Holmes found the evidence showed beyond a reasonable doubt that Aghtai kept the man restrained physically and sometimes used threats and intimidation against the victim. For instance, Aghtai fired bear spray directly into the victim’s mouth and was a party to the pistol-whipping of a man with an imitation firearm.

Holmes said that he also aided and encouraged a sexual assault with a broom handle, recording it on video and laughing while he did so. Aghtai also committed extortion by aiding and abetting another man to use threats of violence to induce the victim to have or simulate intercourse with a dog, which was also recorded.

She found the victim to be a better witness than Aghtai.

“Some of the offences on Mr. Aghtai's criminal record, such as conveying a false message with intent to alarm, and obtaining by false pretenses, and fraud, of falsehood at their core,” Holmes said. “This, too, weighs against Mr. Aghtai's credibility.”

He will be sentenced at a later date.

Before she read her verdict, Holmes revealed the reason for adjourning Aghtai’s previous hearing.

“It was my turn to get COVID, and I’m over it,” Holmes said. “But there is a lingering cough and occasionally it comes out of the blue and I can’t stop.”

Holmes had managed to stay healthy while presiding over the highest-profile international and domestic BC Supreme Court white-collar cases that coincided with the pandemic: The extradition hearings for Huawei executive Meng Wanzhou and the fraud and breach of trust trial of former B.C. Legislature clerk Craig James.

The verdict came 11 days after a judge in North Vancouver Provincial Court reserved sentencing of Aghtai for public mischief and two counts of conveying a false message with intent to alarm.

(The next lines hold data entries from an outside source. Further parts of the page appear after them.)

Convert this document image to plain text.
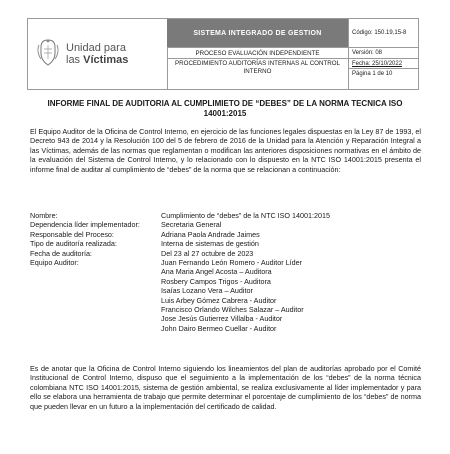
Unidad para
las Víctimas
SISTEMA INTEGRADO DE GESTION
PROCESO EVALUACIÓN INDEPENDIENTE
PROCEDIMIENTO AUDITORÍAS INTERNAS AL CONTROL INTERNO
Código: 150.19,15-8
Versión: 08
Fecha: 25/10/2022
Página 1 de 10
INFORME FINAL DE AUDITORIA AL CUMPLIMIETO DE “DEBES” DE LA NORMA TECNICA ISO 14001:2015
El Equipo Auditor de la Oficina de Control Interno, en ejercicio de las funciones legales dispuestas en la Ley 87 de 1993, el Decreto 943 de 2014 y la Resolución 100 del 5 de febrero de 2016 de la Unidad para la Atención y Reparación Integral a las Víctimas, además de las normas que reglamentan o modifican las anteriores disposiciones normativas en el ámbito de la evaluación del Sistema de Control Interno, y lo relacionado con lo dispuesto en la NTC ISO 14001:2015 presenta el informe final de auditar al cumplimiento de “debes” de la norma que se relacionan a continuación:
Nombre:	Cumplimiento de “debes” de la NTC ISO 14001:2015
Dependencia líder implementador:	Secretaria General
Responsable del Proceso:	Adriana Paola Andrade Jaimes
Tipo de auditoría realizada:	Interna de sistemas de gestión
Fecha de auditoría:	Del 23 al 27 octubre de 2023
Equipo Auditor:	Juan Fernando León Romero - Auditor Líder
Ana Maria Angel Acosta – Auditora
Rosbery Campos Trigos - Auditora
Isaías Lozano Vera – Auditor
Luis Arbey Gómez Cabrera - Auditor
Francisco Orlando Wilches Salazar – Auditor
Jose Jesús Gutierrez Villalba - Auditor
John Dairo Bermeo Cuellar - Auditor
Es de anotar que la Oficina de Control Interno siguiendo los lineamientos del plan de auditorías aprobado por el Comité Institucional de Control Interno, dispuso que el seguimiento a la implementación de los “debes” de la norma técnica colombiana NTC ISO 14001:2015, sistema de gestión ambiental, se realiza exclusivamente al líder implementador y para ello se elabora una herramienta de trabajo que permite determinar el porcentaje de cumplimiento de los “debes” de norma que pueden llevar en un futuro a la implementación del certificado de calidad.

Aghtai had pleaded guilty in December 2021 to making 63 malicious crank calls to four managers, six nurses and two administrators at the Lynn Valley Care Centre in March 2020.

The Crown recommended a sentence of two years less a day, plus three years probation. Aghtai’s defence lawyer asked for a 16-to-18-month sentence. Sentencing was originally scheduled for October, but Aghtai refused to leave his cell before the hearing.

Provincial Court heard Jan. 16 that a 2014 psychological assessment concluded that Aghtai was a narcissistic, anti-social alcohol abuser with psychopathic tendencies. 

Aghtai has a criminal record dating back to 2008 for making hoax phone calls that falsely alleged heinous crimes or impersonated police officers. He also has a record of assault, robbery, break and enter, confinement and weapons offences, and violating court orders.

In 2020, he stole personal protective equipment from a seniors care home and escaped lawful custody at Richmond Hospital where he assaulted two corrections officers by threatening them with a contaminated syringe.